Production year 1962
Directed by Francois Truffaut
Written by
Henri-Pierre
Roché, François Truffaut and Jean Gruault
Starring
Jeanne
Moreau, Oskar Werner and Henri Serre
Francois Truffaut was one of the most important members of the Nouvelle Vague or New Wave of French filmmaking – the movement that was to break with the past and change the style of films all over the world in the early 1960s. Jules et Jim was one of his most celebrated and imitated movies – it blended voiceover, still images, freeze frames and other techniques to tell the story of a love triangle in a way never before seen in cinema and that still feels fresh today. The film stars Jeanne Moreau as a free spirited woman who entrances two friends – although the story is set around World War 1 it clearly plays with the notions of free love that were so fashionable at the time it was made in the 1960s.

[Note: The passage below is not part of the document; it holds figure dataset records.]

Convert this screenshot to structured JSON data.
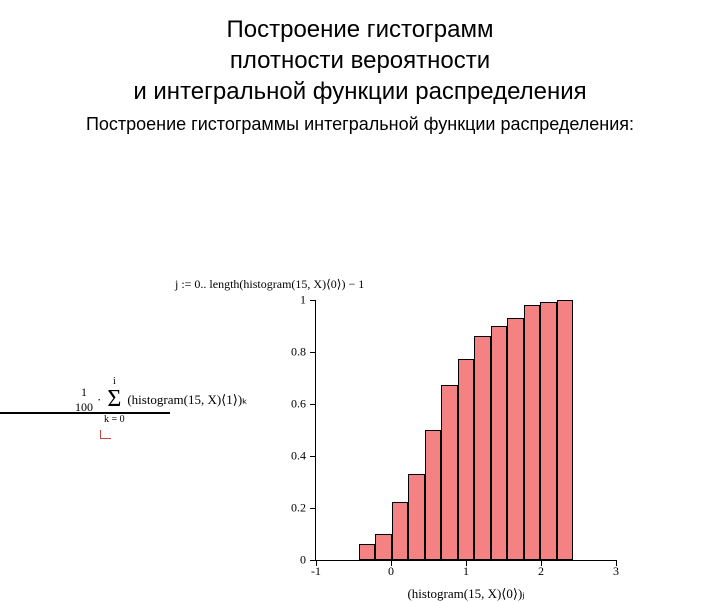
{
  "title_line1": "Построение гистограмм",
  "title_line2": "плотности вероятности",
  "title_line3": "и интегральной функции распределения",
  "subtitle": "Построение гистограммы интегральной функции распределения:",
  "formula_index": "j := 0.. length(histogram(15, X)⟨0⟩) − 1",
  "formula_frac_top": "1",
  "formula_frac_bot": "100",
  "formula_sigma_top": "i",
  "formula_sigma_bot": "k = 0",
  "formula_body": "(histogram(15, X)⟨1⟩)ₖ",
  "xaxis_title": "(histogram(15, X)⟨0⟩)ⱼ",
  "chart": {
    "type": "bar",
    "bar_fill": "#f58282",
    "bar_stroke": "#000000",
    "background": "#ffffff",
    "xlim": [
      -1,
      3
    ],
    "ylim": [
      0,
      1
    ],
    "yticks": [
      0,
      0.2,
      0.4,
      0.6,
      0.8,
      1
    ],
    "xticks": [
      -1,
      0,
      1,
      2,
      3
    ],
    "bar_width": 0.22,
    "data": [
      {
        "x": -0.32,
        "y": 0.06
      },
      {
        "x": -0.1,
        "y": 0.1
      },
      {
        "x": 0.12,
        "y": 0.22
      },
      {
        "x": 0.34,
        "y": 0.33
      },
      {
        "x": 0.56,
        "y": 0.5
      },
      {
        "x": 0.78,
        "y": 0.67
      },
      {
        "x": 1.0,
        "y": 0.77
      },
      {
        "x": 1.22,
        "y": 0.86
      },
      {
        "x": 1.44,
        "y": 0.9
      },
      {
        "x": 1.66,
        "y": 0.93
      },
      {
        "x": 1.88,
        "y": 0.98
      },
      {
        "x": 2.1,
        "y": 0.99
      },
      {
        "x": 2.32,
        "y": 1.0
      }
    ]
  }
}
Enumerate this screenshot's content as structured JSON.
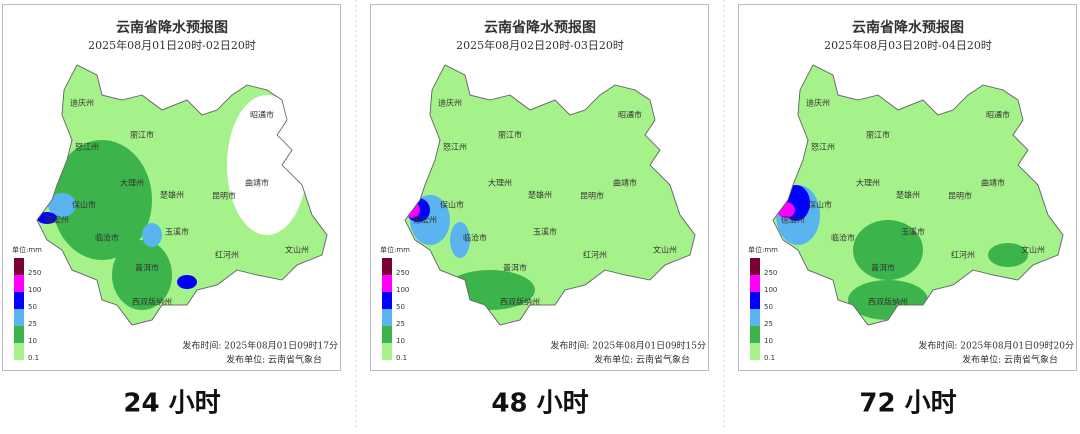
{
  "panels": [
    {
      "title": "云南省降水预报图",
      "subtitle": "2025年08月01日20时-02日20时",
      "legend_unit": "单位:mm",
      "legend_ticks": [
        "250",
        "100",
        "50",
        "25",
        "10",
        "0.1"
      ],
      "cities": [
        "迪庆州",
        "丽江市",
        "怒江州",
        "大理州",
        "保山市",
        "德宏州",
        "临沧市",
        "普洱市",
        "西双版纳州",
        "楚雄州",
        "玉溪市",
        "红河州",
        "文山州",
        "昆明市",
        "曲靖市",
        "昭通市"
      ],
      "issue_time": "发布时间: 2025年08月01日09时17分",
      "issuer": "发布单位: 云南省气象台",
      "caption": "24 小时"
    },
    {
      "title": "云南省降水预报图",
      "subtitle": "2025年08月02日20时-03日20时",
      "legend_unit": "单位:mm",
      "legend_ticks": [
        "250",
        "100",
        "50",
        "25",
        "10",
        "0.1"
      ],
      "cities": [
        "迪庆州",
        "丽江市",
        "怒江州",
        "大理州",
        "保山市",
        "德宏州",
        "临沧市",
        "普洱市",
        "西双版纳州",
        "楚雄州",
        "玉溪市",
        "红河州",
        "文山州",
        "昆明市",
        "曲靖市",
        "昭通市"
      ],
      "issue_time": "发布时间: 2025年08月01日09时15分",
      "issuer": "发布单位: 云南省气象台",
      "caption": "48 小时"
    },
    {
      "title": "云南省降水预报图",
      "subtitle": "2025年08月03日20时-04日20时",
      "legend_unit": "单位:mm",
      "legend_ticks": [
        "250",
        "100",
        "50",
        "25",
        "10",
        "0.1"
      ],
      "cities": [
        "迪庆州",
        "丽江市",
        "怒江州",
        "大理州",
        "保山市",
        "德宏州",
        "临沧市",
        "普洱市",
        "西双版纳州",
        "楚雄州",
        "玉溪市",
        "红河州",
        "文山州",
        "昆明市",
        "曲靖市",
        "昭通市"
      ],
      "issue_time": "发布时间: 2025年08月01日09时20分",
      "issuer": "发布单位: 云南省气象台",
      "caption": "72 小时"
    }
  ]
}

Truffaut began his career as a film critic writing for and later editing the influential magazine Cahiers du Cinema. With others he developed the ‘auteur’ theory – the idea that the director, like a writer, is the author of a film. This theory was based on his admiration for certain key Hollywood filmmakers including Alfred Hitchcock with whom he conducted a famous set of interviews. He was fierce in his opinions and was known as the ‘Gravedigger’ of French cinema. In the late 50s Truffaut became inspired to make his own films and had great success with his debut feature Les Quatre Cents Coups (The 400 Blows) a semi autobiographical coming of age story. He went on to make 25 films in a career spanning a quarter of a century until his untimely death in 1984.
Truffaut occasionally appeared as an actor – most notably playing the French scientist in Steven Spielberg’s Close Encounters of the Third Kind.